At least three ancient Egyptian granitic gneiss statues of Amun in the form of a ram protecting King Taharqa were displayed at the Temple of Amun at Kawa in Nubia.  Construction of the stone temple was started in 683 BC by the pharaoh Taharqa. The ram is one of the animals sacred to Amun and several temples dedicated to Amun, including the one at Karnak, featured ram or ram-headed sphinx statues.

Discovery
The rams were found by Professor Francis Llewellyn Griffith during his excavations at the temple in 1930–1931. Two sets of paired sandstone bases, in front of the first and second pylons respectively, were found at the western approach to the stone temple, and figures of rams were found on two of them.  The pairing ram to the one at the British Museum is held at the Ashmolean Museum, Oxford, where many of the artefacts from the excavations at Kawa are held. The British Museum's example was acquired in 1933 from Professor Griffith's Oxford Excavations in Nubia.

The British Museum statue
The base of the statue is 1.63m long and 0.63m wide, and the statue is 1.06m high. The ram is lying on its stomach with its forelegs folded under it, and between them it protects a standing figure of King Taharqa. A hole in the top of the ram's head indicates where a gilded disk would originally have fitted. A hieroglyphic inscription runs round the sides of the plinth from front to back and proclaims Taharqa as the son of Amun and Mut, Lady of Heaven, 'who fully satisfies the heart of his father Amun'.

The Ashmolean statue
The Ashmolean statue is displayed in the redesigned Egyptian and Nubian galleries, opened in 2011.
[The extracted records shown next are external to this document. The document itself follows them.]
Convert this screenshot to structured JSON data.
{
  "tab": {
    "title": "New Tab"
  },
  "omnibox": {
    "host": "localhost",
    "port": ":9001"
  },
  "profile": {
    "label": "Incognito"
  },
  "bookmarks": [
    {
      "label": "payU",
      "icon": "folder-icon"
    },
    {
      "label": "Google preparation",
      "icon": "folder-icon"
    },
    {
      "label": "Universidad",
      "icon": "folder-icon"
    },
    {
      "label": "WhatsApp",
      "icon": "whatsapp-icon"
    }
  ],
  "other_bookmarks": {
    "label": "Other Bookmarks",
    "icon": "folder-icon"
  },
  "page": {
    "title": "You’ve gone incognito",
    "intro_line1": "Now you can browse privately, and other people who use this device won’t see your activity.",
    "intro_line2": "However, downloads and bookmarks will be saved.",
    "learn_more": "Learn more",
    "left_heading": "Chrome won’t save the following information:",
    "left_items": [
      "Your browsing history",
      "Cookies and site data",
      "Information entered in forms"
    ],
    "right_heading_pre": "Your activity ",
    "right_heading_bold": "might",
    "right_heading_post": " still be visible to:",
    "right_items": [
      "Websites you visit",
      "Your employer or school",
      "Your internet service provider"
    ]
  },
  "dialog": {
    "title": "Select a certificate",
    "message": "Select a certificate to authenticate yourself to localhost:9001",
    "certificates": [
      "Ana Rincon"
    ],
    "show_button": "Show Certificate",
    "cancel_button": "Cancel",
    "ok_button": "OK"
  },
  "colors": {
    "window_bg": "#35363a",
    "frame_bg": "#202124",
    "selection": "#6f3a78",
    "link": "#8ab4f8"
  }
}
In 2005, the then-writer-in-residence at the Ashmolean Museum, Chuma Nwokolo, Jr, wrote a poem inspired by the statue and other exhibits about Taharqa.

The Khartoum statue
The third statue is displayed in the yard of the National Museum of Sudan, Khartoum.

See also

Sphinx of Taharqo

Reading
Mysliwiec, Karol Royal Portraiture of the Dynasties XXI-XXX, 1988, pp. 33, 40.
Amenophis III, Le Pharaon-Soleil,(Catalogue de l'exposition de 1993 au Grand Palais, Paris 1993) Paris, 1993, p. 184 [Fig.[31]a].
Paul T. Nicholson and Ian Shaw (eds), Ancient Egyptian Materials and Technology (Cambridge 2000), p. 34
"S. R. K. G.", "Granite Ram from the Sudan" British Museum Quarterly 8, online at

References

External links
British Museum page on the statue
More detailed British Museum page 
Photograph of one of the statues arriving at Queen's College, Oxford
Chuma Nwokolo, Jr.'s poem "Ram" about the statue in the Ashmolean Museum. Via Internet Archive.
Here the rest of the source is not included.